We are going to define stress, discuss some of the situations that create it and explore ways of managing it without making us overwhelmed and .. well… stressed out.
First, let’s talk about what stress is. There is no single definition of stress, as it is not a definable entity that can be measured and described. So, when we talk about stress, what are we talking about?
Stress is any internal or external demand placed on us. We can stress ourselves by pushing to get something done in a tight time frame, or we can get stressed if our boss overloads us with tasks that we see as excessive and disproportionate for our abilities. Stress can be positive, like when we set appropriate time frames to achieve something. This spurs us to work more efficiently and to maintain motivation and optimal performance. However, when we feel what is required of us well exceeds our abilities to do it, we become stressed. Our performance is affected and this, in turn, increases our stress. If we don’t find a way of interrupting this process, it will get worse and turn into chronic stress.
Holidays are times of multiple demands and activities. We are pushed and pulled in different directions at the same time, and we have a tough time keeping everything under control and organized. They are therefore a perfect time to apply our strategies for stress management.
Assess the situation. Our perception of stress is more important than the type of stress we are facing. This is why what may be stressful for a person may be felt to be quite manageable by another. It is our assessment of the level of stress that determines how we are going to respond to it. And this is where we can make changes to improve our stress response, so that stress, rather than being paralyzing, becomes a motivating force for us.
Organize your resources. Take a moment to determine, on a scale of 1 to 10, where your stress level is at. Because you know yourself, you can thus determine whether this stress level is still manageable for you, or if you need to let go of something to make the load more manageable. You know when you can perform at your best, and when it becomes more difficult to do so because of the many stressors you are trying to juggle.
Getting control over your situation is the best way to combat stress. When we are in control, we don’t feel stressed out, and we can perform at our best. Think about driving, for instance. Typically, the person who is at the driving wheel is not scared of performing this task. It is the person in the passenger seat that is often more scared. Fear causes anxiety, and anxiety leads to stress. This is so because the driver is in control; the passenger is not. There seems an inverse correlation between being in control and feeling stressed. The more in control, the less stressed we feel.

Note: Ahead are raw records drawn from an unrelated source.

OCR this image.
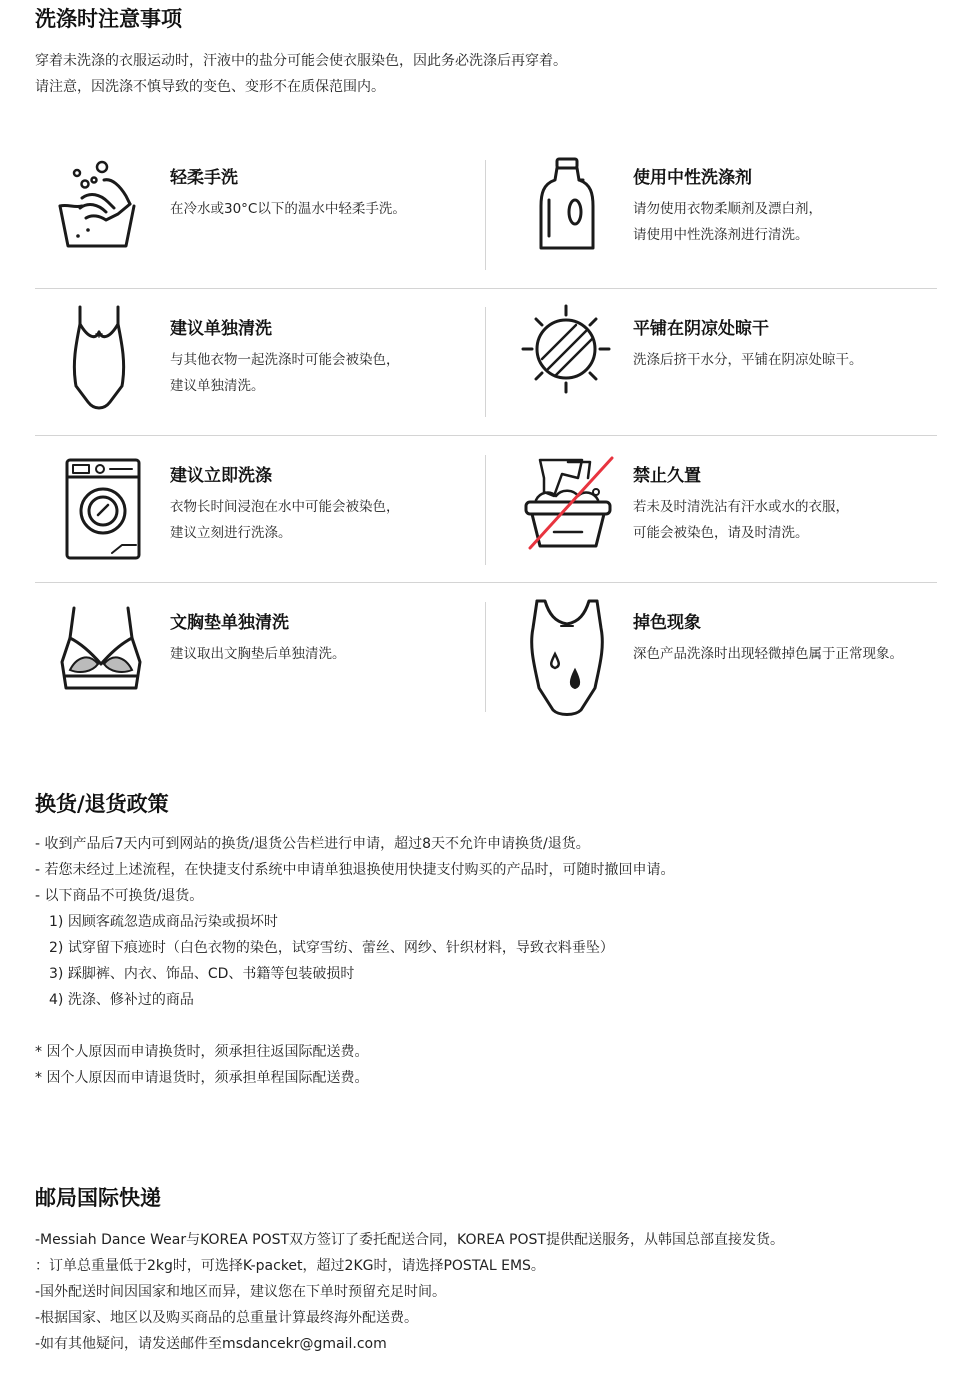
洗涤时注意事项
穿着未洗涤的衣服运动时，汗液中的盐分可能会使衣服染色，因此务必洗涤后再穿着。
请注意，因洗涤不慎导致的变色、变形不在质保范围内。
轻柔手洗
在冷水或30°C以下的温水中轻柔手洗。
使用中性洗涤剂
请勿使用衣物柔顺剂及漂白剂，
请使用中性洗涤剂进行清洗。
建议单独清洗
与其他衣物一起洗涤时可能会被染色，
建议单独清洗。
平铺在阴凉处晾干
洗涤后挤干水分，平铺在阴凉处晾干。
建议立即洗涤
衣物长时间浸泡在水中可能会被染色，
建议立刻进行洗涤。
禁止久置
若未及时清洗沾有汗水或水的衣服，
可能会被染色，请及时清洗。
文胸垫单独清洗
建议取出文胸垫后单独清洗。
掉色现象
深色产品洗涤时出现轻微掉色属于正常现象。
换货/退货政策
- 收到产品后7天内可到网站的换货/退货公告栏进行申请，超过8天不允许申请换货/退货。
- 若您未经过上述流程，在快捷支付系统中申请单独退换使用快捷支付购买的产品时，可随时撤回申请。
- 以下商品不可换货/退货。
1) 因顾客疏忽造成商品污染或损坏时
2) 试穿留下痕迹时（白色衣物的染色，试穿雪纺、蕾丝、网纱、针织材料，导致衣料垂坠）
3) 踩脚裤、内衣、饰品、CD、书籍等包装破损时
4) 洗涤、修补过的商品
* 因个人原因而申请换货时，须承担往返国际配送费。
* 因个人原因而申请退货时，须承担单程国际配送费。
邮局国际快递
-Messiah Dance Wear与KOREA POST双方签订了委托配送合同，KOREA POST提供配送服务，从韩国总部直接发货。
：订单总重量低于2kg时，可选择K-packet，超过2KG时，请选择POSTAL EMS。
-国外配送时间因国家和地区而异，建议您在下单时预留充足时间。
-根据国家、地区以及购买商品的总重量计算最终海外配送费。
-如有其他疑问，请发送邮件至msdancekr@gmail.com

Prioritizing is part of taking control: of all the things that are currently pressing on you, which ones do you consider the most important? Can you organize them on a scale, from the most important and urgent to the least? Write down this list. This can help you get a global view of what you need to do, so you can CHOOSE what you will do first.
Take breaks. Physical exercise is a very good stress reliever. It allows your body to let go of the tension you carry in your muscles. It allows your mind to shift gears from pushing yourself beyond your limits to being more mindful of what you need to maintain health and wellbeing. Sit down with a cup of tea and a magazine, or you close your eyes and meditate, or lay down and rest your body, allowing the bed to “support” your weight, feeling you sink into it. These are all relaxing ways that give yourself the message that your emotional and physical health are a priority.
All these techniques allow you to shift from stress response to relaxation response. They allow the level of stress hormone cortisol to get lower and increase your abilities to manage what needs to be done and enjoy the process.